New maps offer the most detailed look yet at the geologic forces controlling the locations, types, and magnitudes of earthquakes in Texas and Oklahoma.
These new “stress maps,” published in the journals Geophysical Research Letters and Bulletin of the Seismological Society of America, provide insight into the nature of the faults associated with recent temblors, many of which the injection of wastewater deep underground appears to have triggered.
“These maps help explain why injection-induced earthquakes have occurred in some areas, and provide a basis for making quantitative predictions about the potential for seismic activity resulting from fluid injection,” says coauthor Mark Zoback, professor of geophysics in Stanford University’s School of Earth, Energy & Environmental Sciences.
To create these stress maps, Zoback and his graduate students Jens-Erik Lund Snee and Richard Alt interpreted data from different parts of Texas and Oklahoma donated by oil and gas companies. “Companies routinely collect data that can be used for assessing the state of stress in the Earth as part of their normal oil and gas operations,” Lund Snee says.
When combined with information about the faults present in a given area, the scientists could assess which faults are likely to be problematic and why.

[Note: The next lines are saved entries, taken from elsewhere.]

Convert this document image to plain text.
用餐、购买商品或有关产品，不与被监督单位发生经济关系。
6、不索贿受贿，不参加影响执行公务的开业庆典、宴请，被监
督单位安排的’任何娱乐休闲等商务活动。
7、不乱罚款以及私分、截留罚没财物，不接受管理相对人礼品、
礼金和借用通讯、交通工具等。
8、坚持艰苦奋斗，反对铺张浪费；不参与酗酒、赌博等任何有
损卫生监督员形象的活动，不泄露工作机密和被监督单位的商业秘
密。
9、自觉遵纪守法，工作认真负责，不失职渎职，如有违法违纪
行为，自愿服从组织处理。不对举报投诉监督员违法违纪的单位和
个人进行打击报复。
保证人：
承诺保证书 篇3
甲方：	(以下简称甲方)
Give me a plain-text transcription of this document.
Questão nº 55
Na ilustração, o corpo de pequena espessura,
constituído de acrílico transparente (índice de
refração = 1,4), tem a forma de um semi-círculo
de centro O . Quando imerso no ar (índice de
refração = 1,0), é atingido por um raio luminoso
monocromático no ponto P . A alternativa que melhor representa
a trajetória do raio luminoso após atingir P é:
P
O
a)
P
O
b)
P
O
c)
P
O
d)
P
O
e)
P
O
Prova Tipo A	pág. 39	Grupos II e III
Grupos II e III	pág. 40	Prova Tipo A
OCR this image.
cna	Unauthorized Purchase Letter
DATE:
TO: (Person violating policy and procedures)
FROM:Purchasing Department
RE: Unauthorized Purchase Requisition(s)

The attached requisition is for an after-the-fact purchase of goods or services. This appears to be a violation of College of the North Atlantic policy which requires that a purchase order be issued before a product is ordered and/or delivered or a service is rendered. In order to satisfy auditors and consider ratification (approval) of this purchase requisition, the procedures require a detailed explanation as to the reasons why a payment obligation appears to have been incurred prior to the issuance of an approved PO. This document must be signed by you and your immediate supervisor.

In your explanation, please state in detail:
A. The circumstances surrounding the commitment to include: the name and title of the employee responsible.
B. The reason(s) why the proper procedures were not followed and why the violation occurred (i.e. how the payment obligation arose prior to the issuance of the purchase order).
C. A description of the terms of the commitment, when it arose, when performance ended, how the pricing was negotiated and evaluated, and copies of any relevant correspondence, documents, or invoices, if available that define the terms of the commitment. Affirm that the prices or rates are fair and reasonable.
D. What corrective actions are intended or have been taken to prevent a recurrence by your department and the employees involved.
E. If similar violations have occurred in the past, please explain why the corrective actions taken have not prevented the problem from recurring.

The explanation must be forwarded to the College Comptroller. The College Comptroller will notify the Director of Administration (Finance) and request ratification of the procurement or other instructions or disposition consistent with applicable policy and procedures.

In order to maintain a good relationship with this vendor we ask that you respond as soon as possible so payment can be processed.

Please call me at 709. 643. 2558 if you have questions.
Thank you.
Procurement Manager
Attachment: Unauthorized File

In the areas where induced earthquakes have occurred in Texas and Oklahoma, the scientists show that a relatively small increase of pore pressure—the pressure of fluids within the fractures and cavities of rocks—would have been sufficient to trigger slip.
In a related paper published recently in the journal Geology, graduate student F. Rall Walsh and Zoback present a methodology for assessing which faults are susceptible for earthquake triggering and which are not.
The scientists also found that many of the recent earthquakes in Texas that have been suspected as being triggered by wastewater injection occurred on faults that—according to the new map—have orientations that are nearly ideal for producing earthquakes. Doing this kind of study in advance of planned injection activities, then, could be very helpful.
“By identifying which faults are potentially active in advance, companies and regulators can avoid problematic faults during fluid injection and prevent the induced earthquakes from happening before they do,” Zoback says.
Mark Zoback is also a senior fellow at Stanford’s Precourt Institute for Energy, an affiliate of the Stanford Woods Institute for the Environment, and the director of the Stanford Natural Gas Initiative.
Funding came from the Stanford Center for Induced and Triggered Seismicity.